Le vice-président américain Mike Pence s'est rendu à Ottawa jeudi dernier pour discuter avec le premier ministre Justin Trudeau et d'autres hautes personnalités de son gouvernement libéral du rôle toujours croissant du Canada dans les offensives stratégiques de Washington contre la Chine et la Russie, ainsi que de son opération en faillite de changement de régime au Venezuela.
Le vice-président de Trump joue un rôle de plus en plus important dans l'articulation et la mise en œuvre de l'agression impérialiste américaine, en particulier contre la Chine et le Venezuela. Dans un important discours prononcé l'automne dernier, M. Pence a fait savoir que l'impérialisme américain allait déployer toute sa puissance économique et militaire pour contrecarrer la montée en puissance de la Chine.
La déclaration commune d'Ottawa et de Washington publiée à l'issue des pourparlers de M. Pence avec M. Trudeau indiquait clairement que la Chine était un sujet clé de leurs discussions et que le Canada s'aligne de plus en plus complètement sur Washington dans sa confrontation avec Beijing. Cela inclut le soutien à la guerre commerciale de Trump contre la Chine – Washington a récemment augmenté ses tarifs douaniers sur 200 milliards de dollars de marchandises chinoises à 25 % – et la volonté des États-Unis d'empêcher la Chine de se lancer dans la 5G et d'autres technologies d'avant-garde.

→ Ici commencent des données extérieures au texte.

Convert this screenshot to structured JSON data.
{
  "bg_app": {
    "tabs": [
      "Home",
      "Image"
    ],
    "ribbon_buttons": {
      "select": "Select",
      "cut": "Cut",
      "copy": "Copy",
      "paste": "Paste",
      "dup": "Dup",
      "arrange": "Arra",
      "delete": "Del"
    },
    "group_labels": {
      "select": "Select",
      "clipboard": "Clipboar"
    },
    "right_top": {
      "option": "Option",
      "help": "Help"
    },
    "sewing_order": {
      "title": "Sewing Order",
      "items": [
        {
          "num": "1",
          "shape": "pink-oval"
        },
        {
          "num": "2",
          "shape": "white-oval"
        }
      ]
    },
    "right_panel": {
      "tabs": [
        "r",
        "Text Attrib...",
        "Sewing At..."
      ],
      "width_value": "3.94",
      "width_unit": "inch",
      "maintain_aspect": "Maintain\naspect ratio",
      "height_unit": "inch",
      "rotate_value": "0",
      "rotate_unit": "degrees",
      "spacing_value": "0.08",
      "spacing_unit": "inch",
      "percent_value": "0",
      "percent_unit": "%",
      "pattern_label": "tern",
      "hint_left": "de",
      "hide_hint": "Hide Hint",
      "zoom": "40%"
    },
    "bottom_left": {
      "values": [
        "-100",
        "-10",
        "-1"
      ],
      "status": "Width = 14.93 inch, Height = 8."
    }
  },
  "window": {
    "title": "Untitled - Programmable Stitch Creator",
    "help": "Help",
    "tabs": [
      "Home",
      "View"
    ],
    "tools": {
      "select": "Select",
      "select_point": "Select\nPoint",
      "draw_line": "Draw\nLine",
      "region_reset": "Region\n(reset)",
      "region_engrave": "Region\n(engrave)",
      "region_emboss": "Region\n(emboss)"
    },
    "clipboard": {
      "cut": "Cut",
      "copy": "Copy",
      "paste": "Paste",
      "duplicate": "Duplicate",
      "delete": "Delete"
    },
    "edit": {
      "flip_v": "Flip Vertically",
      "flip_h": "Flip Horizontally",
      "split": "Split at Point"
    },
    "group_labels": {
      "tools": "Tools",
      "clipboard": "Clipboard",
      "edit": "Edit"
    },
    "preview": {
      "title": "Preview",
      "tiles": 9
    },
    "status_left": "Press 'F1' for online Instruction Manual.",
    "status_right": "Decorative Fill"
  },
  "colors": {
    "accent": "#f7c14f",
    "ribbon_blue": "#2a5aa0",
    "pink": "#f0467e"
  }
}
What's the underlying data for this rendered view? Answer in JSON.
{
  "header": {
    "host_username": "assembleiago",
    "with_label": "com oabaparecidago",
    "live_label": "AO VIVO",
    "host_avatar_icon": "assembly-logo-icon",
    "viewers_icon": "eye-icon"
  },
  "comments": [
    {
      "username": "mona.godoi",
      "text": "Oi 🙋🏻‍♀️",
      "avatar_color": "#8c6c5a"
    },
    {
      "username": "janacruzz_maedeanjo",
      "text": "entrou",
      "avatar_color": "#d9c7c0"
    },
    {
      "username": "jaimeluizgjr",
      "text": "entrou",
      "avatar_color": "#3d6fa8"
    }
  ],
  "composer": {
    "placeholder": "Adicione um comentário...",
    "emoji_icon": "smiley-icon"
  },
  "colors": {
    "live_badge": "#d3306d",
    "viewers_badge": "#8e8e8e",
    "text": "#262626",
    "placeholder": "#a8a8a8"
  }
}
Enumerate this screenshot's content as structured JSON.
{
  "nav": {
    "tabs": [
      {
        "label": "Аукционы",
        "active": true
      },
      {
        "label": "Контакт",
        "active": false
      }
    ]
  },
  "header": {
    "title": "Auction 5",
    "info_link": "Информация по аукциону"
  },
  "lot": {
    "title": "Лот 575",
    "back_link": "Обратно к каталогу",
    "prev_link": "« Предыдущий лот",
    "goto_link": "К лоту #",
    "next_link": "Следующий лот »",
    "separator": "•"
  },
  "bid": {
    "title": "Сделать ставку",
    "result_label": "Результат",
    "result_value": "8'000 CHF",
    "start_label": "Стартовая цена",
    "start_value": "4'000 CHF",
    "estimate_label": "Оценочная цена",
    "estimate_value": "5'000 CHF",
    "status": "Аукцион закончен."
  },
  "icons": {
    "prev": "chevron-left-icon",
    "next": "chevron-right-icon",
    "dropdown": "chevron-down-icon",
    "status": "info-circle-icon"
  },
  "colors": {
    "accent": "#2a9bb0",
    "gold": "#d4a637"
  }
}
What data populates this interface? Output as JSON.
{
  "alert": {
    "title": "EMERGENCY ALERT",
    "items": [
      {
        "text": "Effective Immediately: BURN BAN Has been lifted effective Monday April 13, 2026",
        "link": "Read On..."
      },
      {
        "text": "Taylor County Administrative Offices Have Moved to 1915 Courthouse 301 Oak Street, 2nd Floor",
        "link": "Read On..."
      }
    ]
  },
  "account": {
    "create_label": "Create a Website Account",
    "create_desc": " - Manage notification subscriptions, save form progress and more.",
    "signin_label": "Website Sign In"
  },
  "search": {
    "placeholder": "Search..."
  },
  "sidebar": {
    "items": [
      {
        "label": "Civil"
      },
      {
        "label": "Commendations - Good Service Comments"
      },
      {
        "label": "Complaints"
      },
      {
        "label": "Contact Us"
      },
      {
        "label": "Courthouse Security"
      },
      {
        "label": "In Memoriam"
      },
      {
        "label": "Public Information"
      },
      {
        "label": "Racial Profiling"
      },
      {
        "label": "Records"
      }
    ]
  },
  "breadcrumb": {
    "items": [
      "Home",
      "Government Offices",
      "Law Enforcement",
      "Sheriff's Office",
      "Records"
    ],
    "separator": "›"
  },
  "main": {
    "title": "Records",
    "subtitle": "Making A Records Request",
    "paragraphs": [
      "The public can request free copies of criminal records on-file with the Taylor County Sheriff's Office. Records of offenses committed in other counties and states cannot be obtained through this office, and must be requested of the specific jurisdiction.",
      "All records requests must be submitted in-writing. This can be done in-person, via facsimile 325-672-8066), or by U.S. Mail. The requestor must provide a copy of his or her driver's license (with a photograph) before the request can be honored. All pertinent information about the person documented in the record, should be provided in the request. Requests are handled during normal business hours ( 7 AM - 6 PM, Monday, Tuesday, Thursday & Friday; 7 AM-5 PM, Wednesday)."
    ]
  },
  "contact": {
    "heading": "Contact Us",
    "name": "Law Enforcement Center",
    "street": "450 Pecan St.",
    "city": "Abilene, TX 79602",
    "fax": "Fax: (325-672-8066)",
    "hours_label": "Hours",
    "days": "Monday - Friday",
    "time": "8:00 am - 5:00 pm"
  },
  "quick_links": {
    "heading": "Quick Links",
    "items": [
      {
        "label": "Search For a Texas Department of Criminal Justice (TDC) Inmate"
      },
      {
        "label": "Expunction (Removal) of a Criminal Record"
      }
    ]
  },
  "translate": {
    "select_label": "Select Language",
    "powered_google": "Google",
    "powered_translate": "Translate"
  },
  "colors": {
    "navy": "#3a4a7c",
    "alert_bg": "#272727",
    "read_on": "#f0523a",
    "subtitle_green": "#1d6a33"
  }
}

La déclaration demandait la libération de deux citoyens canadiens, Michael Kovrig et Michael Spavor, que Beijing a détenus à la fin de l'année dernière en représailles de l'arrestation, par Ottawa, de Meng Wangzhou, directrice financière de Huawei, en vertu d'un mandat d'extradition américain. Il a poursuivi en affirmant que le Canada et les États-Unis préconisent «un engagement constructif et axé sur les résultats avec la Chine qui démontre concrètement le respect de la primauté du droit, des droits de la personne et du commerce équitable et réciproque».
La déclaration de jeudi marque un approfondissement de l'étroite collaboration du Canada avec l'impérialisme américain, qui cherche à contrer le déclin de sa position mondiale par l’agression militaire et la guerre commerciale. Ces politiques unilatérales et protectionnistes font écho à celles des grandes puissances de l'avant-guerre des années 1930 et soulèvent le spectre de la guerre totale entre puissances nucléaires.
Dans ce conflit, l'impérialisme canadien ne laisse aucun doute quant à sa position. Le gouvernement conservateur de M. Harper a signé l'accord anti-Chine «Pivot vers l'Asie» de M. Obama, y compris la signature d'un accord secret en 2013 pour coordonner plus étroitement les opérations militaires canadiennes et américaines dans la région Asie-Pacifique. Sous Trudeau, le Canada a annoncé un programme de réarmement massif qui augmentera les dépenses militaires de plus de 70 p. 100 d'ici 2026 et a entrepris des déploiements navals réguliers dans le sud de la mer de Chine et le détroit de Malacca.
En décembre dernier, le jour même où Trump rencontrait le président chinois Xi Jinping en marge du sommet du G-20, les autorités canadiennes, en étroite consultation avec leurs homologues américaines, ont arrêté Meng à Vancouver, en Colombie-Britannique, pour de fausses accusations d'activités illégales avec l'Iran. Ces accusations pourraient entraîner l'emprisonnement de Meng aux États-Unis pour une période pouvant aller jusqu'à 30 ans.
En reconnaissance de l'appui fiable du Canada à sa campagne contre la Chine, M. Trump a annoncé le mois dernier que les droits de douane de 25 % et de 10 % imposés sur les importations canadiennes d'acier et d'aluminium, respectivement, seraient levés. L'année dernière, le président américain a imposé les tarifs douaniers comme moyen de pression lors des négociations sur la révision de l'Accord de libre-échange nord-américain (ALENA).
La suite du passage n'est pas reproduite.